As authors prepare their submissions, we offer four relevant themes with which to relate your submission:
- Users – describes data and data collection of MOOC user backgrounds, e.g., demographics, experiences, self-efficacy, motivation.
- Content – refers to the assets (videos, problems, text pages, course topics, etc.) with which users interact.
- Technology – refers to the tools and methodologies that support instruction and learning at scale, e.g., new assessment types,
- Outcomes – describes evaluation involving measureable variables either at the user or program level, e.g., MOOC student performance, experimental results showing changes in behavior after intervention, overall enrollments in a program, etc.
We simply suggest authors consider the connectivity of these variables with their submission; papers that address only one of these categories are welcome. As a simple example, an ideal paper “might be” describe a novel tool [technology] that promotes user interactions [users] with videos [content] in a MOOC and researchers find that the new video tool increases overall performance [outcomes].
Research Track Committee
- John Mark Aiken, Helmholtz Centre Potsdam GFZ, Germany
- Aneesha Bakharia, University of Queensland, Australia
- Ruth Cobos, Universidad Autónoma de Madrid, Spain
- Dan Davis, TU Delft, The Netherlands
- Pierre Dillenbourg, École Polytechnique Fédérale de Lausanne, Switzerland
- Gulustan Dogan, yildiz technical university, istanbul, turkey
- Martin Ebner, Graz University of Technology, Austria
- Rebecca Ferguson, The Open University, UK
- Silvia Elena Gallagher, Trinity College Dublin, Ireland
- Tanja Jadin, University of Applied Sciences Upper, Austria
- Anja Lorenz, Fachhochschule Lübeck, Germany
- Guy Lories, Université catholique de Louvain, Belgium
- Gulustan Dogan, Yildiz Technical University, Istanbul, Turkey
- Rene Kizilcec, Stanford University, USA
- Michael Kopp, University of Graz, Austria
- Katherine Maillet, Institut Mines-Télécom, France
- Colin Milligan, Caledonian Academy, Glasgow Caledonian University, UK,
- Juliana Elisa Raffaghelli, University of Trento, Italy
- Ulla Lunde Ringtved, Aalborg University, Denmark
- Ido Roll, University of British Columbia, USA
- Mike Sharples, Open University, UK
- Selen Turkay, Harvard University, USA
- Inge de Waard, The Open University, UK
- Ahmed Mohamed Fahmy Yousef, Fayoum University, Al Fayyūm, Egypt
- John Zornig, University of Queensland, Australia
Submission of Papers
Full paper: up to 10 pages
Short paper: up to 6 pages
Submissions will be handled through EasyChair (https://easychair.org/conferences/?conf=emoocs2017).

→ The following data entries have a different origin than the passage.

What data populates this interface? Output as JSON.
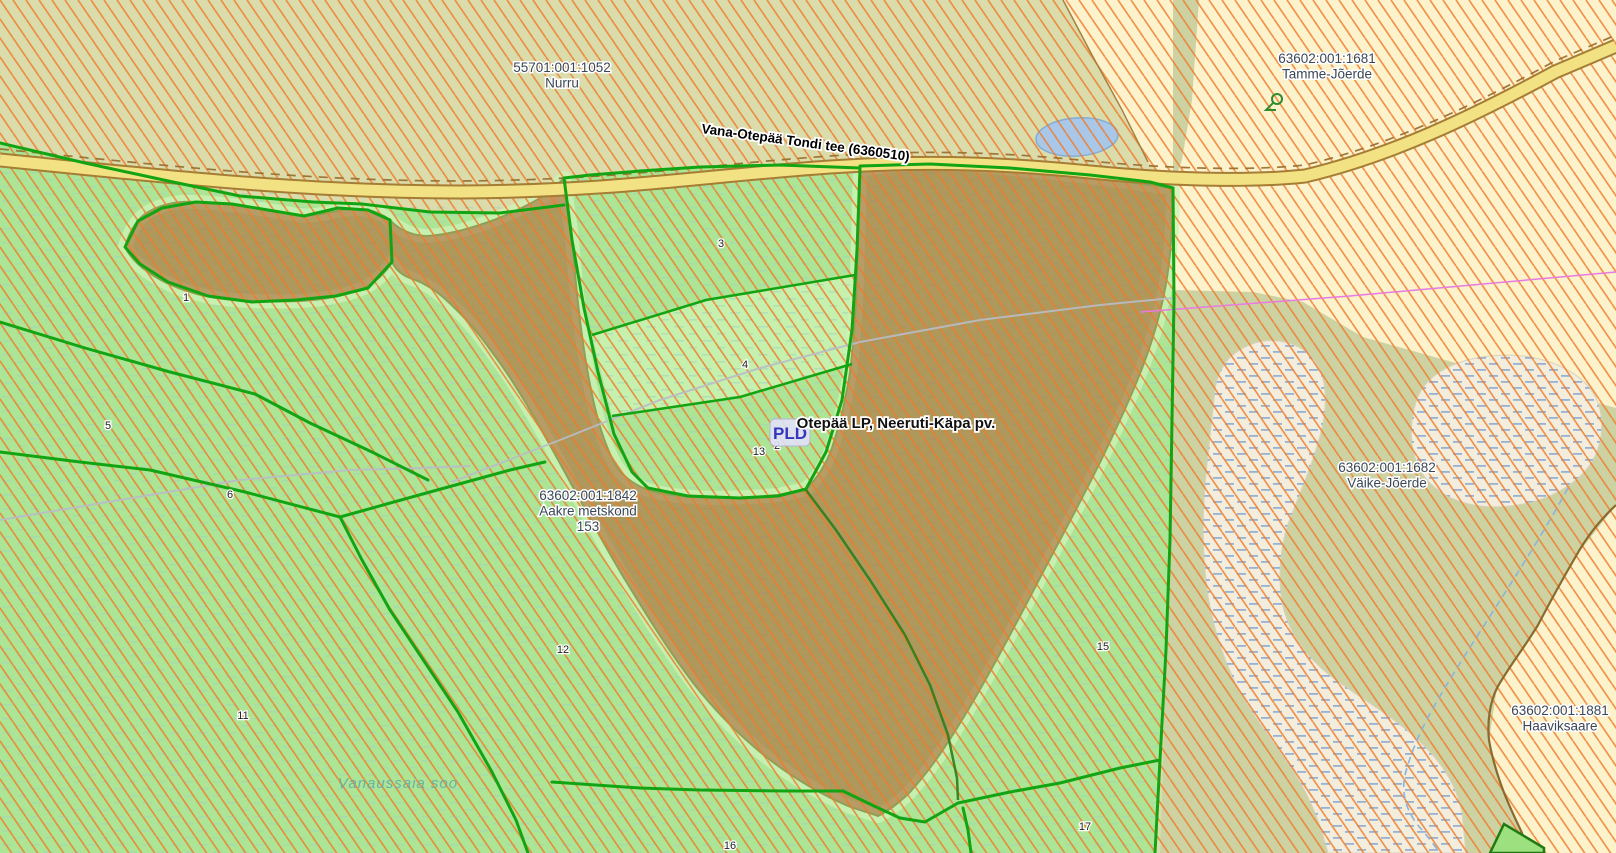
{
  "map": {
    "title": "Cadastral map view",
    "colors": {
      "hatch": "#F07A28",
      "parcel_boundary": "#12A412",
      "forest_green": "#ACE595",
      "field_khaki": "#DBDCAB",
      "field_yellow": "#FCF2CC",
      "field_olive": "#CDD2A3",
      "wetland": "#F2EDDC",
      "protected_overlay": "#B06A38",
      "road_fill": "#F3E283",
      "road_casing": "#A57D35",
      "pond": "#A9C8E9",
      "stream": "#8AB4DC",
      "magenta": "#E87AE0",
      "label": "#3B4756",
      "pld_blue": "#3535C0",
      "bog_teal": "#62ACA4"
    },
    "region_labels": [
      {
        "id": "nurru",
        "lines": [
          "55701:001:1052",
          "Nurru"
        ],
        "x": 562,
        "y": 72
      },
      {
        "id": "tamme-joerde",
        "lines": [
          "63602:001:1681",
          "Tamme-Jõerde"
        ],
        "x": 1327,
        "y": 63
      },
      {
        "id": "vaike-joerde",
        "lines": [
          "63602:001:1682",
          "Väike-Jõerde"
        ],
        "x": 1387,
        "y": 472
      },
      {
        "id": "haaviksaare",
        "lines": [
          "63602:001:1881",
          "Haaviksaare"
        ],
        "x": 1560,
        "y": 715
      },
      {
        "id": "aakre-metskond",
        "lines": [
          "63602:001:1842",
          "Aakre metskond",
          "153"
        ],
        "x": 588,
        "y": 500
      }
    ],
    "road_label": {
      "text": "Vana-Otepää Tondi tee (6360510)",
      "x": 805,
      "y": 147,
      "angle": 7.7
    },
    "protected_area_label": {
      "text": "Otepää LP, Neeruti-Käpa pv.",
      "x": 896,
      "y": 428
    },
    "pld_marker": {
      "text": "PLD",
      "x": 790,
      "y": 439
    },
    "bog_label": {
      "text": "Vanaussaia soo",
      "x": 398,
      "y": 788
    },
    "parcel_numbers": [
      {
        "n": "1",
        "x": 186,
        "y": 301
      },
      {
        "n": "3",
        "x": 721,
        "y": 247
      },
      {
        "n": "4",
        "x": 745,
        "y": 368
      },
      {
        "n": "5",
        "x": 108,
        "y": 429
      },
      {
        "n": "6",
        "x": 230,
        "y": 498
      },
      {
        "n": "11",
        "x": 243,
        "y": 719
      },
      {
        "n": "12",
        "x": 563,
        "y": 653
      },
      {
        "n": "13",
        "x": 759,
        "y": 455
      },
      {
        "n": "2",
        "x": 777,
        "y": 449
      },
      {
        "n": "15",
        "x": 1103,
        "y": 650
      },
      {
        "n": "16",
        "x": 730,
        "y": 849
      },
      {
        "n": "17",
        "x": 1085,
        "y": 830
      }
    ]
  }
}
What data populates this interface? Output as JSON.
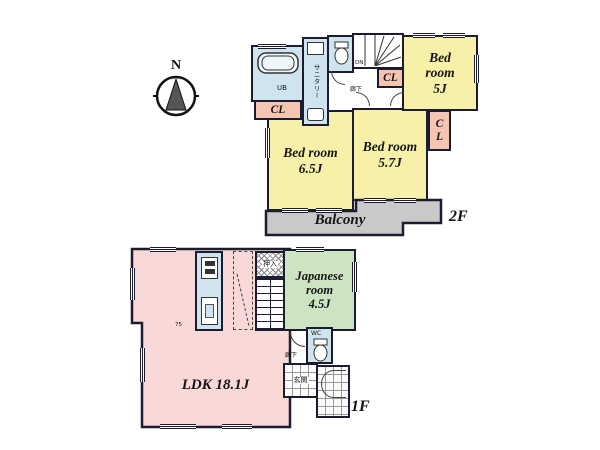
{
  "compass": {
    "label": "N"
  },
  "floor2": {
    "label": "2F",
    "bedroom5": {
      "name": "Bed room",
      "size": "5J"
    },
    "bedroom65": {
      "name": "Bed room",
      "size": "6.5J"
    },
    "bedroom57": {
      "name": "Bed room",
      "size": "5.7J"
    },
    "balcony": "Balcony",
    "closet_bath": "CL",
    "closet_hall": "CL",
    "closet_side": "CL",
    "bath": "UB",
    "sanitary": "サニタリー",
    "hallway": "廊下",
    "stairs": "DN"
  },
  "floor1": {
    "label": "1F",
    "ldk": "LDK 18.1J",
    "japanese": {
      "name": "Japanese room",
      "size": "4.5J"
    },
    "oshiire": "押入",
    "hallway": "廊下",
    "wc": "WC",
    "genkan": "玄関",
    "door_width": "75"
  },
  "colors": {
    "wall": "#1c1c30",
    "bedroom_yellow": "#f7f0a9",
    "closet_pink": "#f6c5b2",
    "water_blue": "#cfe4ee",
    "tatami_green": "#cde4c3",
    "ldk_pink": "#f9d8d8",
    "balcony_gray": "#c9c9c9"
  }
}
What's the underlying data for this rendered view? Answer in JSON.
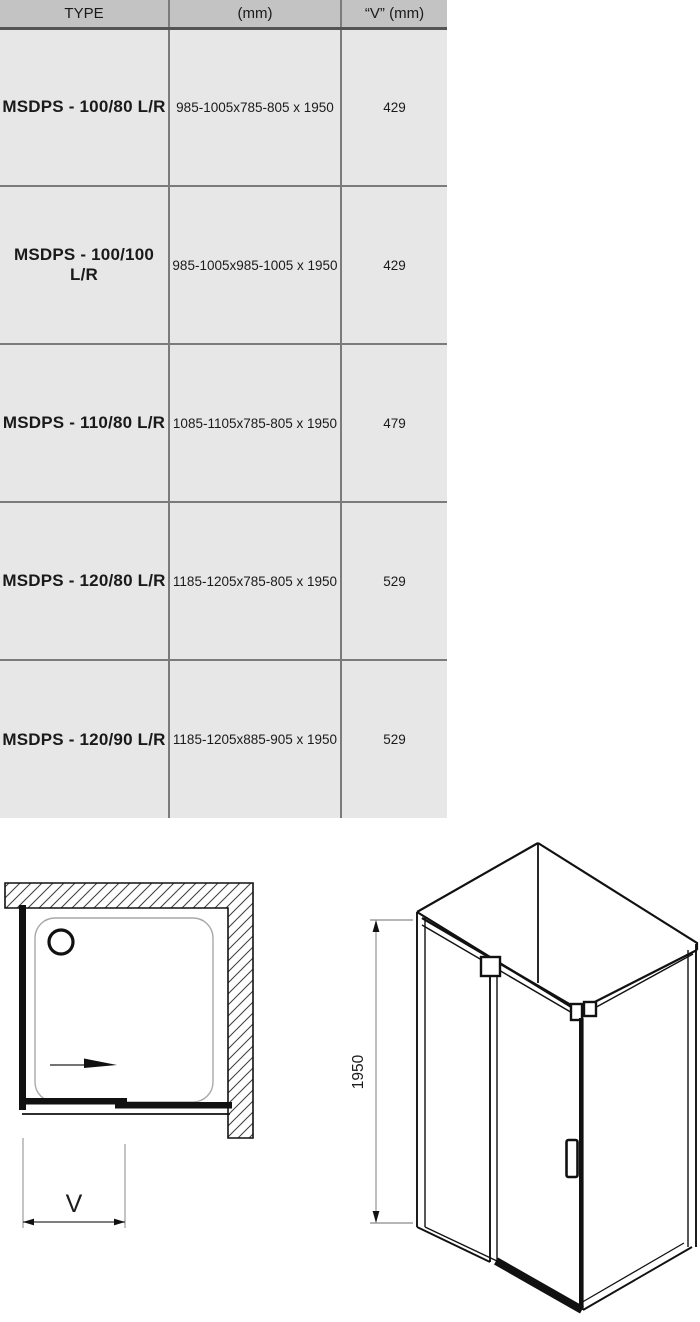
{
  "table": {
    "columns": [
      "TYPE",
      "(mm)",
      "“V”  (mm)"
    ],
    "rows": [
      {
        "type": "MSDPS - 100/80 L/R",
        "dimensions": "985-1005x785-805 x 1950",
        "v": "429"
      },
      {
        "type": "MSDPS - 100/100 L/R",
        "dimensions": "985-1005x985-1005 x 1950",
        "v": "429"
      },
      {
        "type": "MSDPS - 110/80 L/R",
        "dimensions": "1085-1105x785-805 x 1950",
        "v": "479"
      },
      {
        "type": "MSDPS - 120/80 L/R",
        "dimensions": "1185-1205x785-805 x 1950",
        "v": "529"
      },
      {
        "type": "MSDPS - 120/90 L/R",
        "dimensions": "1185-1205x885-905 x 1950",
        "v": "529"
      }
    ]
  },
  "diagrams": {
    "top_view": {
      "dimension_label": "V"
    },
    "iso_view": {
      "height_label": "1950"
    }
  },
  "colors": {
    "header_bg": "#c3c3c3",
    "row_bg": "#e7e7e7",
    "grid_line": "#7b7b7b",
    "drawing_line": "#111111",
    "dim_line": "#888888"
  }
}
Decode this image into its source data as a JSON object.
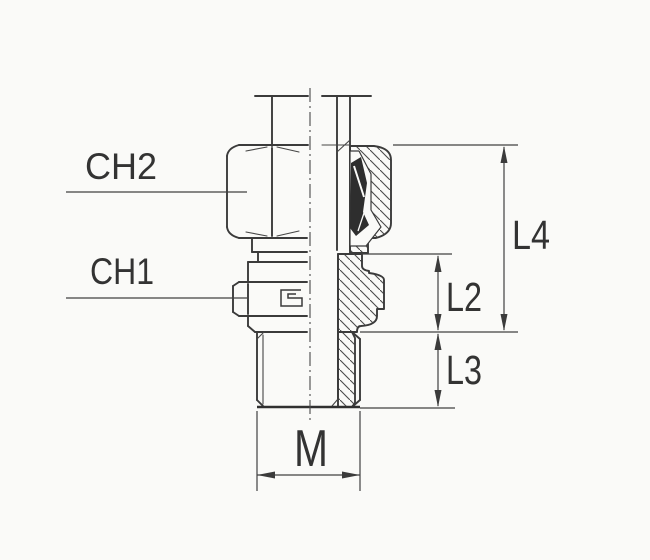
{
  "diagram": {
    "kind": "technical-drawing",
    "callouts": {
      "ch2": "CH2",
      "ch1": "CH1"
    },
    "dimensions": {
      "l4": "L4",
      "l2": "L2",
      "l3": "L3",
      "m": "M"
    },
    "colors": {
      "line": "#3b3b3b",
      "text": "#333333",
      "paper": "#fafaf8",
      "section_dark": "#2e2e2e"
    }
  }
}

The use of supplied template from Springer is mandatory: http://www.springer.com/computer/lncs?SGWID=0-164-6-793341-0. When submitting the paper, please indicate its track in the submission process.
• 16 Jan 2017: Paper submissions for Research Track.
• 24 Feb 2017: Notification of acceptance/rejection
• 20 Mar 2017: Camera-ready versions for Springer LNCS Proceedings
The Proceedings of the Research Track will be published by Springer Verlag in the Lecture Notes in Computer Science (LNCS) Series.